THE ECONOMICS OF ADDICTION

 

Aju's papers on addiction:

Structural Change in Cigarette Demand: Cusum Tests using Panel Data (With John R. Schroeter,  Economics Bulletin, September 2005)

Cigarettes and Addiction Information: Simulating the Demand Effects of the Tobacco Industry’s ‘Conspiracy of Silence,’” (With  John R. Schroeter Applied Economics, October 2004, Vol 36, No. 19)

Cigarettes and Addiction Information: New Evidence on the Rational Addiction Model (With Frances Antonovitz and John Schroeter Economics Letters, June 2001)  

ABSTRACTS

 

Cigarettes and Addiction Information: Simulating the Demand Effects of the Tobacco Industry’s ‘Conspiracy of Silence,’” (With  John R. Schroeter Applied Economics, October 2004, Vol 36, No. 19)

Abstract:  Although cigarette manufacturers were aware of the addictive properties of nicotine as early as 1962, the information did not become available to the U.S. public until 1979 when it was disclosed by the Surgeon General.  This study simulates the impact that this information would have had on the demand for cigarettes had it been released in 1963.  The simulations build on past work which found evidence that the release of addiction information resulted in a structural shift in demand in 1979.  A state disaggregated annual time series (1955 - 1994) for the U.S. comprised of consumption, price, and income data along with three smuggling indices was used to simulate the impact of the release of addiction information on a state by state basis.  This study finds that over the period 1963 - 1987 per capita smoking per year would have declined by a significant amount.   The result would have meant huge losses in sales revenues for the tobacco industry.  The study also computes the dollar value of the simulated loss in sales for the entire industry on a state by state basis.  These dollar figures provide a benchmark against which to compare the compensation amounts of the recent tobacco settlements.  

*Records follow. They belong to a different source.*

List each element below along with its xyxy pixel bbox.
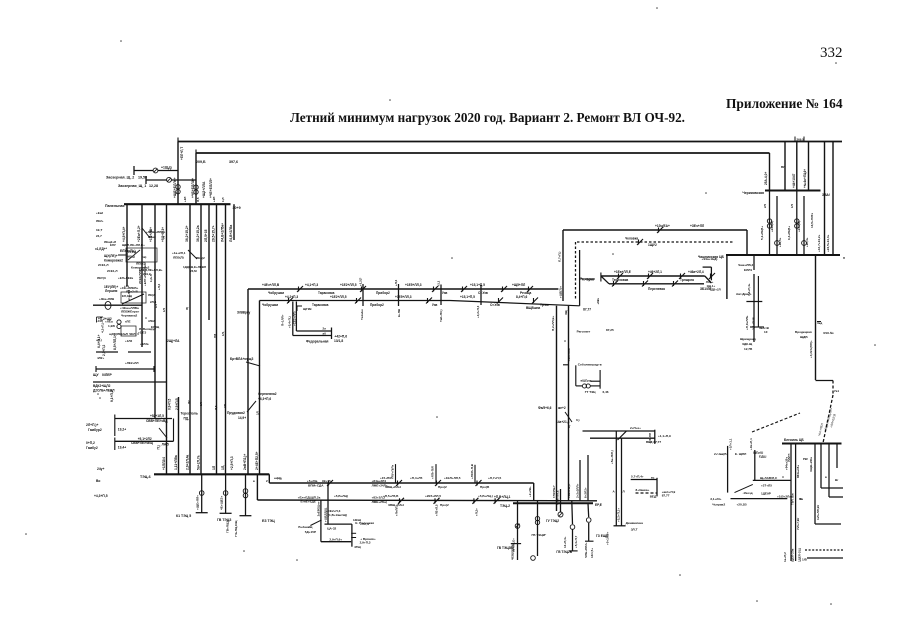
svg-text:2аЕ9ЕЩч+: 2аЕ9ЕЩч+: [316, 501, 320, 516]
svg-text:1к5+ЛЛ,Вт: 1к5+ЛЛ,Вт: [816, 504, 820, 520]
svg-text:+П,5+Л5,В: +П,5+Л5,В: [383, 494, 399, 498]
svg-text:ЩУ(ЛЕ)+: ЩУ(ЛЕ)+: [104, 254, 118, 258]
svg-text:+№4а+ЛЦ4+: +№4а+ЛЦ4+: [803, 169, 807, 188]
svg-text:Л4,В+2Л5а: Л4,В+2Л5а: [229, 225, 233, 242]
svg-text:ЗЧХ-№: ЗЧХ-№: [823, 331, 834, 335]
svg-text:+ЩЕ(?)+: +ЩЕ(?)+: [559, 286, 563, 298]
svg-text:ВДК2+ЩЛ2: ВДК2+ЩЛ2: [93, 384, 111, 388]
svg-text:+1Е2+ЛЛ,5: +1Е2+ЛЛ,5: [340, 283, 357, 287]
svg-text:+15,1+П,5: +15,1+П,5: [470, 283, 485, 287]
svg-text:+1а+2Л,1: +1а+2Л,1: [172, 251, 186, 255]
svg-text:+16,7+24,2+: +16,7+24,2+: [817, 234, 821, 252]
svg-text:ЩДВ: ЩДВ: [800, 335, 808, 339]
svg-text:332: 332: [820, 45, 843, 61]
svg-text:ЦА-32: ЦА-32: [327, 527, 336, 531]
svg-text:ВЕД: ВЕД: [650, 494, 657, 498]
svg-text:ГВ ТЭЦ2Г: ГВ ТЭЦ2Г: [532, 533, 547, 537]
svg-text:+5,2+П,1+: +5,2+П,1+: [617, 508, 621, 522]
svg-text:+24а(В): +24а(В): [797, 221, 801, 232]
svg-text:1,11+ЛВа: 1,11+ЛВа: [174, 455, 178, 470]
svg-text:5Д+15Р: 5Д+15Р: [305, 530, 316, 534]
svg-text:Ст.Узв: Ст.Узв: [478, 291, 488, 295]
svg-text:4,2+П,): 4,2+П,): [101, 323, 105, 333]
svg-text:+20,1В: +20,1В: [737, 503, 748, 507]
svg-text:+4,2+П,3: +4,2+П,3: [285, 295, 298, 299]
svg-text:+1Щд): +1Щд): [161, 166, 172, 170]
svg-text:2: 2: [266, 479, 268, 483]
svg-text:+П,2+Щ2: +П,2+Щ2: [98, 317, 112, 321]
svg-text:2,9+П,3: 2,9+П,3: [360, 541, 371, 545]
svg-text:+1Л2а: +1Л2а: [140, 342, 149, 346]
svg-text:+ЧЕ+ЕЛЛЛ+: +ЧЕ+ЕЛЛЛ+: [209, 178, 213, 198]
svg-text:+0,22А(ЛЛ)+: +0,22А(ЛЛ)+: [809, 340, 813, 358]
svg-text:ЧЕВ(СЕВЩ: ЧЕВ(СЕВЩ: [511, 544, 515, 560]
svg-text:1Л,: 1Л,: [221, 331, 225, 336]
svg-text:1/3+ЛЛ: 1/3+ЛЛ: [648, 433, 652, 443]
svg-text:3,1+23+: 3,1+23+: [710, 497, 722, 501]
svg-text:ГТ ТЭЦ: ГТ ТЭЦ: [585, 390, 597, 394]
svg-text:2,1+Л,2: 2,1+Л,2: [127, 289, 131, 300]
svg-text:+ЧЕ+ЕЛЛА+: +ЧЕ+ЕЛЛА+: [191, 178, 195, 198]
svg-text:ЗДК-Щ: ЗДК-Щ: [742, 342, 753, 346]
svg-text:Чсправ2: Чсправ2: [712, 503, 725, 507]
svg-text:8,5+ЛЛ,1+: 8,5+ЛЛ,1+: [113, 334, 117, 350]
svg-text:2Щ)+ЛА: 2Щ)+ЛА: [167, 339, 180, 343]
svg-text:+1Б+ЛВ)+: +1Б+ЛВ)+: [567, 483, 571, 498]
svg-text:Щ+5АВ/Л,С: Щ+5АВ/Л,С: [760, 476, 778, 480]
svg-text:Про(В: Про(В: [480, 485, 490, 489]
svg-text:БртВЛА+мрщЗ: БртВЛА+мрщЗ: [230, 357, 253, 361]
svg-text:Гамбу2: Гамбу2: [86, 446, 98, 450]
svg-text:Летний минимум нагрузок 2020 г: Летний минимум нагрузок 2020 год. Вариан…: [290, 110, 685, 125]
svg-text:па): па): [142, 255, 146, 259]
svg-text:ЗЩ: ЗЩ: [564, 310, 568, 315]
svg-text:13/1,8: 13/1,8: [334, 339, 343, 343]
svg-text:+5+1Л,5+: +5+1Л,5+: [605, 532, 609, 545]
svg-text:ВЛ: ВЛ: [781, 165, 785, 169]
svg-text:Л: Л: [623, 490, 625, 494]
svg-text:+6Еч: +6Еч: [596, 297, 600, 304]
svg-text:+П,4+Л5: +П,4+Л5: [410, 476, 423, 480]
svg-text:гЛЕ: гЛЕ: [125, 320, 131, 324]
svg-text:87,25: 87,25: [606, 328, 614, 332]
svg-text:+2а: +2а: [124, 284, 129, 288]
svg-text:+П,): +П,): [96, 338, 102, 342]
svg-text:С): С): [567, 425, 571, 428]
svg-text:Узв: Узв: [432, 303, 437, 307]
svg-text:2,3+П,2: 2,3+П,2: [102, 345, 106, 356]
svg-text:+4,5+П,4+: +4,5+П,4+: [122, 226, 126, 242]
svg-text:12,28: 12,28: [149, 184, 158, 188]
svg-text:РВ!: РВ!: [803, 457, 808, 461]
svg-text:19,2+: 19,2+: [118, 428, 126, 432]
svg-text:6+2Л2+: 6+2Л2+: [584, 487, 588, 498]
svg-text:+44а: +44а: [274, 477, 282, 481]
svg-text:1а+П,2: 1а+П,2: [783, 552, 787, 562]
svg-text:+Л,7+П,5: +Л,7+П,5: [488, 476, 501, 480]
svg-text:2Л: 2Л: [763, 204, 767, 208]
svg-text:ЕЗ ТЭЦ: ЕЗ ТЭЦ: [262, 519, 275, 523]
svg-text:Е+ПВ: Е+ПВ: [397, 308, 401, 317]
svg-text:ВПМ+СДА: ВПМ+СДА: [308, 483, 324, 487]
svg-text:Зкд: Зкд: [817, 321, 822, 325]
svg-text:13/1,5+: 13/1,5+: [590, 548, 594, 558]
svg-text:аб: аб: [323, 331, 327, 335]
svg-text:+1Е5+ЛЛ,3: +1Е5+ЛЛ,3: [395, 295, 412, 299]
svg-text:(1,Б+ЗантЩ): (1,Б+ЗантЩ): [328, 513, 347, 517]
svg-text:1Л,: 1Л,: [221, 465, 225, 470]
svg-text:ВЩВшна: ВЩВшна: [526, 306, 540, 310]
svg-text:87,77: 87,77: [662, 493, 670, 497]
svg-text:+1Еа+ЛЛ,Е: +1Еа+ЛЛ,Е: [614, 270, 631, 274]
svg-text:4ГЩ: 4ГЩ: [354, 545, 361, 549]
svg-text:+ЛСЛ+П,В: +ЛСЛ+П,В: [470, 463, 474, 479]
svg-text:Та6+П3,): Та6+П3,): [439, 309, 443, 322]
svg-text:Тереховка: Тереховка: [612, 278, 628, 282]
svg-text:+22,5+24,3+: +22,5+24,3+: [826, 234, 830, 252]
svg-text:2Л,5+15: 2Л,5+15: [204, 229, 208, 242]
svg-text:24,7: 24,7: [96, 234, 102, 238]
svg-text:2СЕ1(ЛЛ2): 2СЕ1(ЛЛ2): [138, 269, 142, 284]
svg-text:1а: 1а: [800, 497, 804, 501]
svg-text:19,58: 19,58: [138, 176, 147, 180]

Cigarettes and Addiction Information: New Evidence on the Rational Addiction Model (With Frances Antonovitz and John Schroeter Economics Letters, June 2001)  

Abstract: Becker and Murphy (1988) introduced the model of rational addiction in which consumers of addictive goods make consumption decisions in light of the future consequences of those decisions.  Becker, Grossman, and Murphy (BGM) (1994) found evidence that forward-looking, or "rational," formulations for cigarette demand perform better than "myopic" alternatives.  The focus of this study is the impact of addiction information on cigarette demand.  Given that a 1979 U.S. Surgeon General's announcement was a watershed event in the public's awareness of the pharmacological addictiveness of nicotine, one might suspect that cigarette consumption behavior was myopic prior to 1979, but rational thereafter.  Using an extended version of the BGM data set, we test that hypothesis.

 

Structural Change in Cigarette Demand: Cusum Tests using Panel Data (With John R. Schroeter)

Abstract:  We conduct cusum tests of structural change in a rational addiction model of cigarette demand estimated using a panel of annual time series of state-level data.  The results provide evidence of demand shifts during the modern era of health warnings and anti-smoking campaigns.